The Single Way of Shopping
How are singles changing the world of shopping?
Posted Jun 30, 2019
Across the world, singlehood is a growing trend. The Pew Research Center predicts that approximately 25% of American young adults will never marry and the percentage of one-person households in several major European cities has already crossed 50%.
Following this new reality, the world of shopping is changing radically. Businesses and marketing people are identifying singles as a potential up-and-coming market. Companies are starting to cater specifically to those living alone and a new type of economics is taking place. Dating and acquaintance services are already part of the market for a long time, but other services are quick to join. These new services do not aim to match people together but rather to let them feel fine with solo living.
Consumer expenditure reports reveal that singles spend higher proportions of their incomes on clothes, food, restaurants, leisure, and entertainment and that singles expenditures are increasing. Singles have also been found more tolerant of risk, less price-conscious, more brand-focused, and drawn to convenience when it comes to consumption and buying. The combination of these characteristics is expected to affect markets in the coming years in a fundamental way.
Pioneer businesses desiring to crack the singles’ market have already started to provide goods and services for singles such as smaller packages of the same products sold to families. Ikea is now pushing the PS collection for young and single people who move constantly and in need of furnishings for compact spaces. In Korea, the e-commerce site AKMall features a "single life corner" for singles in need of furniture and merchandise for solo living. Entrepreneurs have also started to identify activities and goods of particular importance to singles, including gym equipment, leisure activities, and social events.

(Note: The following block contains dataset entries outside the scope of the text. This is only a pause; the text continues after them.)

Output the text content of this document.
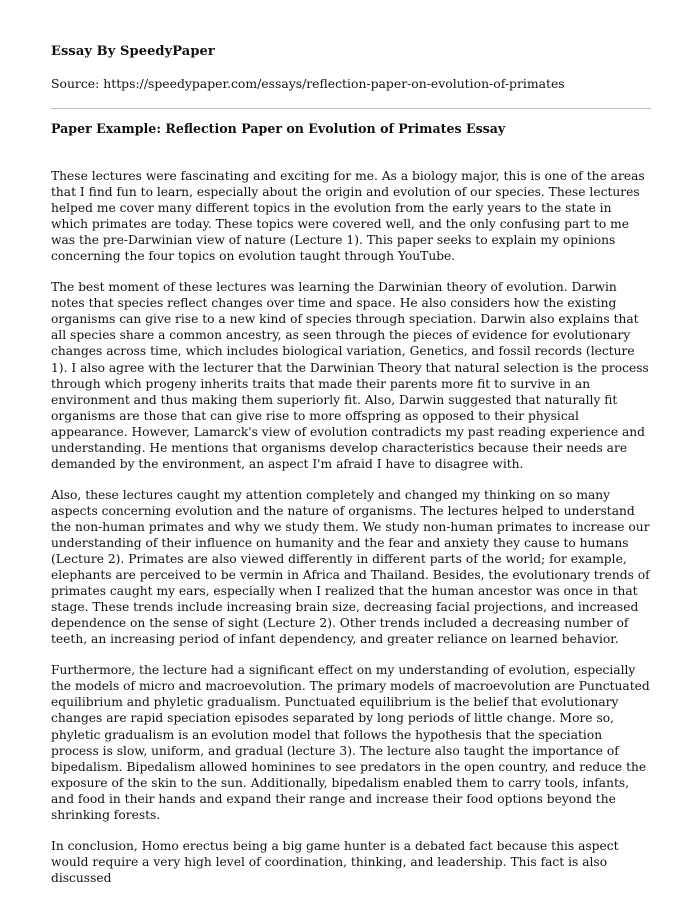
Essay By SpeedyPaper
Source: https://speedypaper.com/essays/reflection-paper-on-evolution-of-primates
Paper Example: Reflection Paper on Evolution of Primates Essay

These lectures were fascinating and exciting for me. As a biology major, this is one of the areas that I find fun to learn, especially about the origin and evolution of our species. These lectures helped me cover many different topics in the evolution from the early years to the state in which primates are today. These topics were covered well, and the only confusing part to me was the pre-Darwinian view of nature (Lecture 1). This paper seeks to explain my opinions concerning the four topics on evolution taught through YouTube.

The best moment of these lectures was learning the Darwinian theory of evolution. Darwin notes that species reflect changes over time and space. He also considers how the existing organisms can give rise to a new kind of species through speciation. Darwin also explains that all species share a common ancestry, as seen through the pieces of evidence for evolutionary changes across time, which includes biological variation, Genetics, and fossil records (lecture 1). I also agree with the lecturer that the Darwinian Theory that natural selection is the process through which progeny inherits traits that made their parents more fit to survive in an environment and thus making them superiorly fit. Also, Darwin suggested that naturally fit organisms are those that can give rise to more offspring as opposed to their physical appearance. However, Lamarck's view of evolution contradicts my past reading experience and understanding. He mentions that organisms develop characteristics because their needs are demanded by the environment, an aspect I'm afraid I have to disagree with.

Also, these lectures caught my attention completely and changed my thinking on so many aspects concerning evolution and the nature of organisms. The lectures helped to understand the non-human primates and why we study them. We study non-human primates to increase our understanding of their influence on humanity and the fear and anxiety they cause to humans (Lecture 2). Primates are also viewed differently in different parts of the world; for example, elephants are perceived to be vermin in Africa and Thailand. Besides, the evolutionary trends of primates caught my ears, especially when I realized that the human ancestor was once in that stage. These trends include increasing brain size, decreasing facial projections, and increased dependence on the sense of sight (Lecture 2). Other trends included a decreasing number of teeth, an increasing period of infant dependency, and greater reliance on learned behavior.

Furthermore, the lecture had a significant effect on my understanding of evolution, especially the models of micro and macroevolution. The primary models of macroevolution are Punctuated equilibrium and phyletic gradualism. Punctuated equilibrium is the belief that evolutionary changes are rapid speciation episodes separated by long periods of little change. More so, phyletic gradualism is an evolution model that follows the hypothesis that the speciation process is slow, uniform, and gradual (lecture 3). The lecture also taught the importance of bipedalism. Bipedalism allowed hominines to see predators in the open country, and reduce the exposure of the skin to the sun. Additionally, bipedalism enabled them to carry tools, infants, and food in their hands and expand their range and increase their food options beyond the shrinking forests.

In conclusion, Homo erectus being a big game hunter is a debated fact because this aspect would require a very high level of coordination, thinking, and leadership. This fact is also discussed
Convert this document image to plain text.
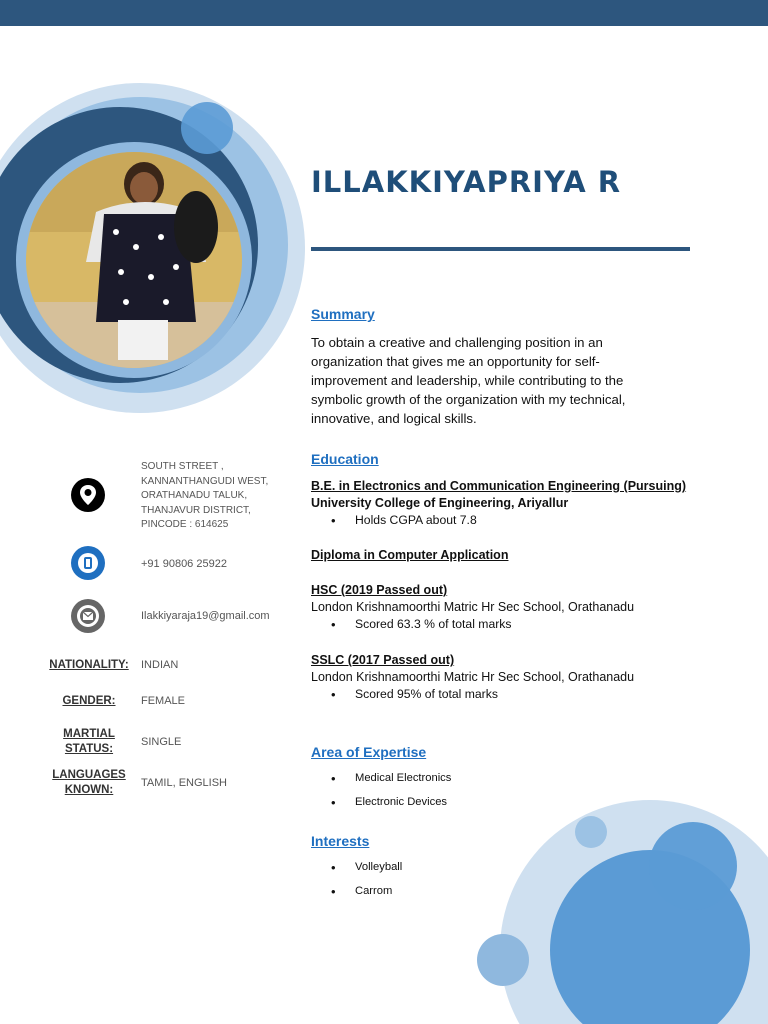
ILLAKKIYAPRIYA R
SOUTH STREET ,
KANNANTHANGUDI WEST,
ORATHANADU TALUK,
THANJAVUR DISTRICT,
PINCODE : 614625
+91 90806 25922
Ilakkiyaraja19@gmail.com
NATIONALITY: INDIAN
GENDER:	FEMALE
MARTIAL STATUS:
SINGLE
LANGUAGES KNOWN:
TAMIL, ENGLISH
Summary

To obtain a creative and challenging position in an organization that gives me an opportunity for self-improvement and leadership, while contributing to the symbolic growth of the organization with my technical, innovative, and logical skills.

Education
B.E. in Electronics and Communication Engineering (Pursuing)
University College of Engineering, Ariyallur
• Holds CGPA about 7.8
Diploma in Computer Application
HSC (2019 Passed out)
London Krishnamoorthi Matric Hr Sec School, Orathanadu
• Scored 63.3 % of total marks
SSLC (2017 Passed out)
London Krishnamoorthi Matric Hr Sec School, Orathanadu
• Scored 95% of total marks
Area of Expertise
• Medical Electronics
• Electronic Devices
Interests
• Volleyball
• Carrom
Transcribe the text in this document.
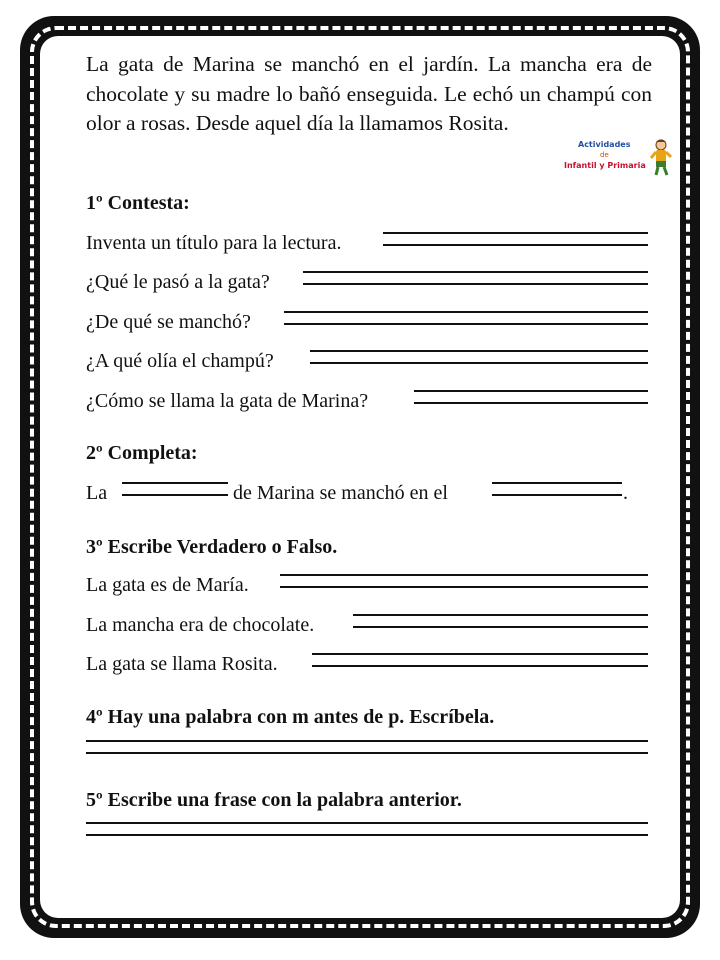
La gata de Marina se manchó en el jardín. La mancha era de chocolate y su madre lo bañó enseguida. Le echó un champú con olor a rosas. Desde aquel día la llamamos Rosita.

Actividades
de
Infantil y Primaria
1º Contesta:
Inventa un título para la lectura.
¿Qué le pasó a la gata?
¿De qué se manchó?
¿A qué olía el champú?
¿Cómo se llama la gata de Marina?
2º Completa:
La	de Marina se manchó en el	.
3º Escribe Verdadero o Falso.
La gata es de María.
La mancha era de chocolate.
La gata se llama Rosita.
4º Hay una palabra con m antes de p. Escríbela.
5º Escribe una frase con la palabra anterior.
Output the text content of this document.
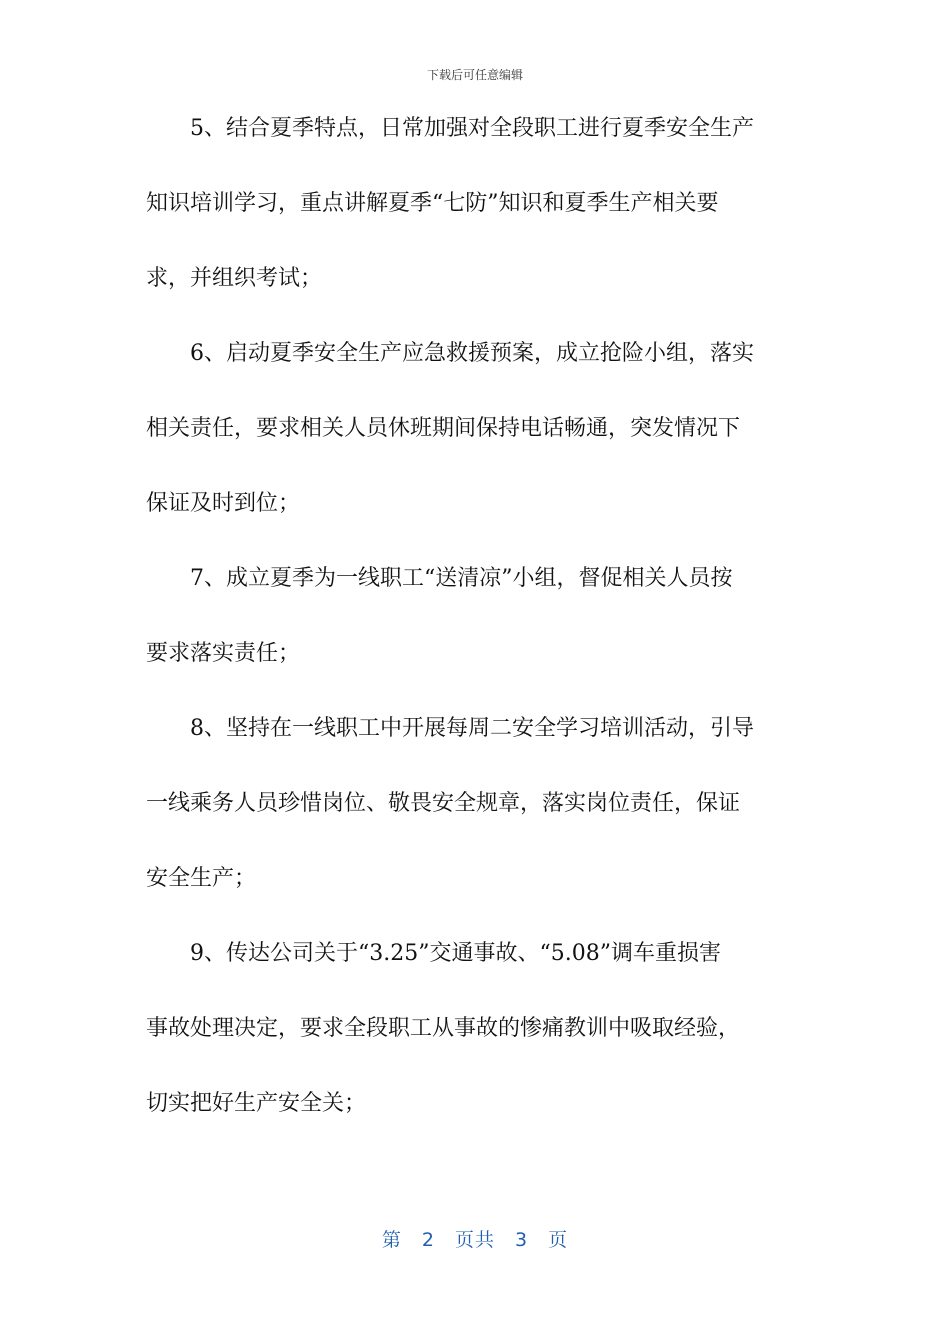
下载后可任意编辑
5、结合夏季特点，日常加强对全段职工进行夏季安全生产
知识培训学习，重点讲解夏季“七防”知识和夏季生产相关要
求，并组织考试；
6、启动夏季安全生产应急救援预案，成立抢险小组，落实
相关责任，要求相关人员休班期间保持电话畅通，突发情况下
保证及时到位；
7、成立夏季为一线职工“送清凉”小组，督促相关人员按
要求落实责任；
8、坚持在一线职工中开展每周二安全学习培训活动，引导
一线乘务人员珍惜岗位、敬畏安全规章，落实岗位责任，保证
安全生产；
9、传达公司关于“3.25”交通事故、“5.08”调车重损害
事故处理决定，要求全段职工从事故的惨痛教训中吸取经验，
切实把好生产安全关；
第 2 页共 3 页
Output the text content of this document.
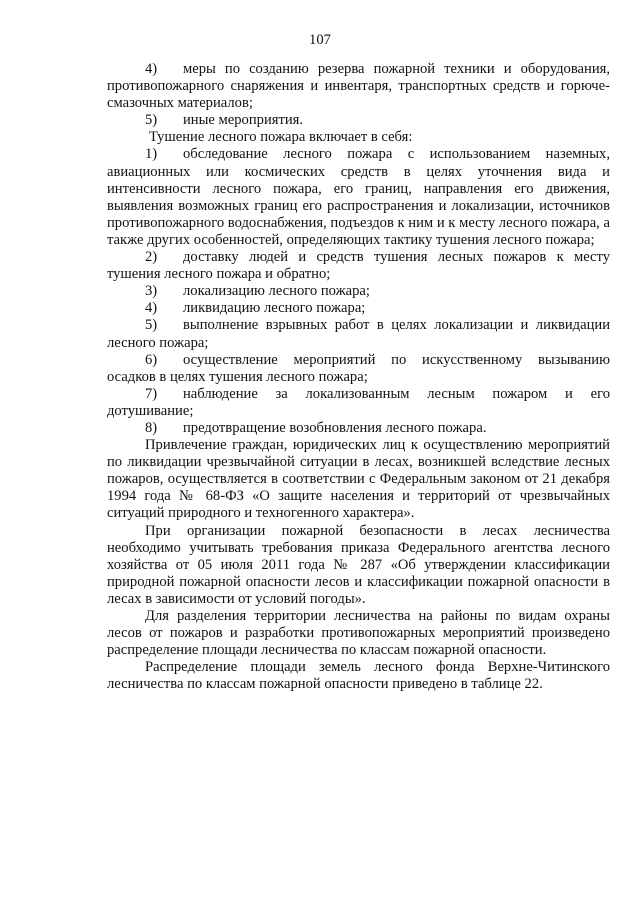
107

4) меры по созданию резерва пожарной техники и оборудования, противопожарного снаряжения и инвентаря, транспортных средств и горюче-смазочных материалов;

5) иные мероприятия.

Тушение лесного пожара включает в себя:

1) обследование лесного пожара с использованием наземных, авиационных или космических средств в целях уточнения вида и интенсивности лесного пожара, его границ, направления его движения, выявления возможных границ его распространения и локализации, источников противопожарного водоснабжения, подъездов к ним и к месту лесного пожара, а также других особенностей, определяющих тактику тушения лесного пожара;

2) доставку людей и средств тушения лесных пожаров к месту тушения лесного пожара и обратно;

3) локализацию лесного пожара;

4) ликвидацию лесного пожара;

5) выполнение взрывных работ в целях локализации и ликвидации лесного пожара;

6) осуществление мероприятий по искусственному вызыванию осадков в целях тушения лесного пожара;

7) наблюдение за локализованным лесным пожаром и его дотушивание;

8) предотвращение возобновления лесного пожара.

Привлечение граждан, юридических лиц к осуществлению мероприятий по ликвидации чрезвычайной ситуации в лесах, возникшей вследствие лесных пожаров, осуществляется в соответствии с Федеральным законом от 21 декабря 1994 года № 68-ФЗ «О защите населения и территорий от чрезвычайных ситуаций природного и техногенного характера».

При организации пожарной безопасности в лесах лесничества необходимо учитывать требования приказа Федерального агентства лесного хозяйства от 05 июля 2011 года № 287 «Об утверждении классификации природной пожарной опасности лесов и классификации пожарной опасности в лесах в зависимости от условий погоды».

Для разделения территории лесничества на районы по видам охраны лесов от пожаров и разработки противопожарных мероприятий произведено распределение площади лесничества по классам пожарной опасности.

Распределение площади земель лесного фонда Верхне-Читинского лесничества по классам пожарной опасности приведено в таблице 22.
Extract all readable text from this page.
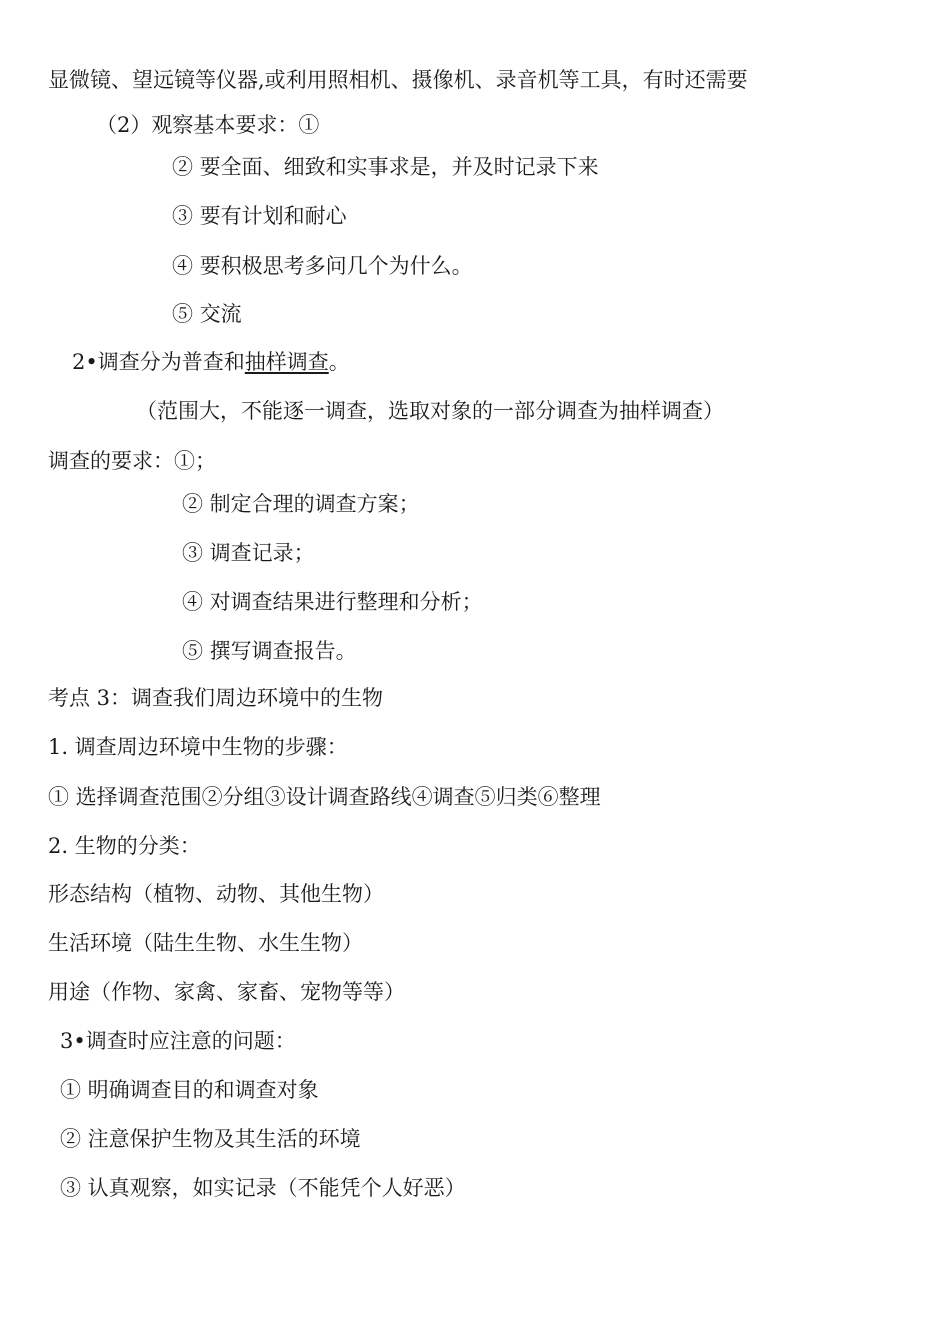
显微镜、望远镜等仪器,或利用照相机、摄像机、录音机等工具，有时还需要
（2）观察基本要求：①
② 要全面、细致和实事求是，并及时记录下来
③ 要有计划和耐心
④ 要积极思考多问几个为什么。
⑤ 交流
2•调查分为普查和抽样调查。
（范围大，不能逐一调查，选取对象的一部分调查为抽样调查）
调查的要求：①；
② 制定合理的调查方案；
③ 调查记录；
④ 对调查结果进行整理和分析；
⑤ 撰写调查报告。
考点 3：调查我们周边环境中的生物
1. 调查周边环境中生物的步骤：
① 选择调查范围②分组③设计调查路线④调查⑤归类⑥整理
2. 生物的分类：
形态结构（植物、动物、其他生物）
生活环境（陆生生物、水生生物）
用途（作物、家禽、家畜、宠物等等）
3•调查时应注意的问题：
① 明确调查目的和调查对象
② 注意保护生物及其生活的环境
③ 认真观察，如实记录（不能凭个人好恶）
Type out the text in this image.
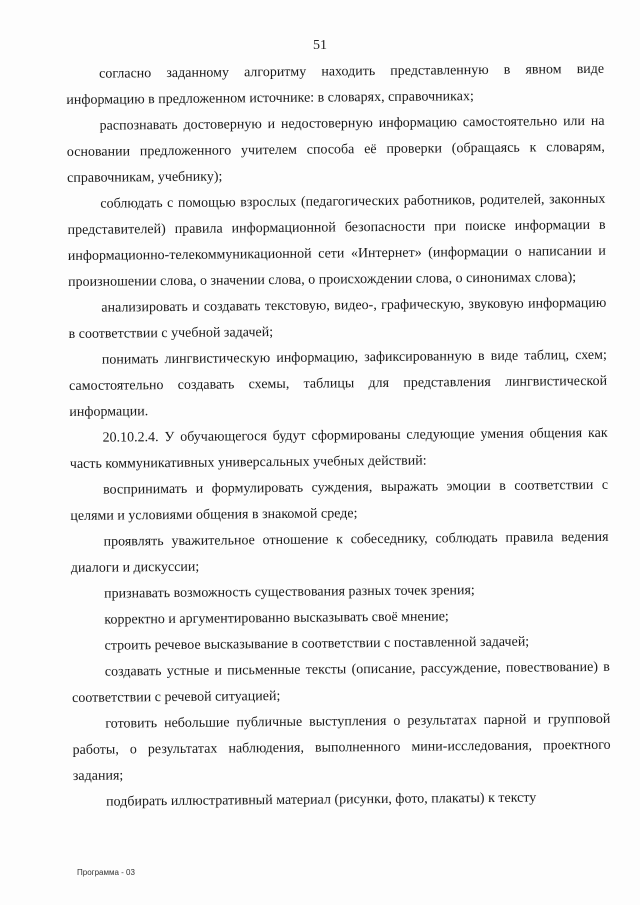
51

согласно заданному алгоритму находить представленную в явном виде информацию в предложенном источнике: в словарях, справочниках;

распознавать достоверную и недостоверную информацию самостоятельно или на основании предложенного учителем способа её проверки (обращаясь к словарям, справочникам, учебнику);

соблюдать с помощью взрослых (педагогических работников, родителей, законных представителей) правила информационной безопасности при поиске информации в информационно-телекоммуникационной сети «Интернет» (информации о написании и произношении слова, о значении слова, о происхождении слова, о синонимах слова);

анализировать и создавать текстовую, видео-, графическую, звуковую информацию в соответствии с учебной задачей;

понимать лингвистическую информацию, зафиксированную в виде таблиц, схем; самостоятельно создавать схемы, таблицы для представления лингвистической информации.

20.10.2.4. У обучающегося будут сформированы следующие умения общения как часть коммуникативных универсальных учебных действий:

воспринимать и формулировать суждения, выражать эмоции в соответствии с целями и условиями общения в знакомой среде;

проявлять уважительное отношение к собеседнику, соблюдать правила ведения диалоги и дискуссии;

признавать возможность существования разных точек зрения;

корректно и аргументированно высказывать своё мнение;

строить речевое высказывание в соответствии с поставленной задачей;

создавать устные и письменные тексты (описание, рассуждение, повествование) в соответствии с речевой ситуацией;

готовить небольшие публичные выступления о результатах парной и групповой работы, о результатах наблюдения, выполненного мини-исследования, проектного задания;

подбирать иллюстративный материал (рисунки, фото, плакаты) к тексту

Программа - 03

One example is that of packaged small meals, which can be found all over now. Grocery store chains such as Whole Foods have long realized that they need to make space for people sitting by themselves to eat their meal. In fact, some argue that eating alone makes one stronger. It makes one comfortable with being alone, relish in silence, appreciate the actual food, and enjoy watching the world go by. For this reason, many chains place their eating stool against the window
Communal living arrangments are also gaining popularity as they present high appeal to the increasing demographic of singles. Ever imagined co-living micro-apartment blocks that have tea and coffee as one of the extra packages to enjoy with your neighbors? It is a reality happening at Crystal City near Washington, D.C. and Lower Manhattan. The thinking behind this project of “WeLive” is to construct opportunities to meet and greet other people while living alone. Another feature of these apartments is that residents have events organized for them which provide the platform to connect with others and enjoy their company to the fullest. The conducive environment and the opportunity to enjoy a sense of community these apartments have to offer is an emerging trend for the solo way of living.
Of course, the relationship between marital status and consumer habits varies among different groups of singles. For example, singles by choice, or “new singles” that are typically characterized as more individualistic and pleasure-seeking, may spend more on entertainment and leisure. Singles by circumstance, on the other hand, may spend less frivolously due to economic constraints, particularly following divorce or widowhood or before marrying someone.
The single way of shopping and the variations within this population has scarcely been researched, and the time has come to study them. Such new studies will help businesses and society at large to understand the singles population more comprehensively. Despite the fact that very few academic and consumer studies have been conducted on the recent and changing patterns of the unmarried consumer across the world, researchers and marketers should acknowledge that singles have different consumer preferences than married individuals and start offering more tailored products embracing this new, seemingly irreversible, trend of solo living.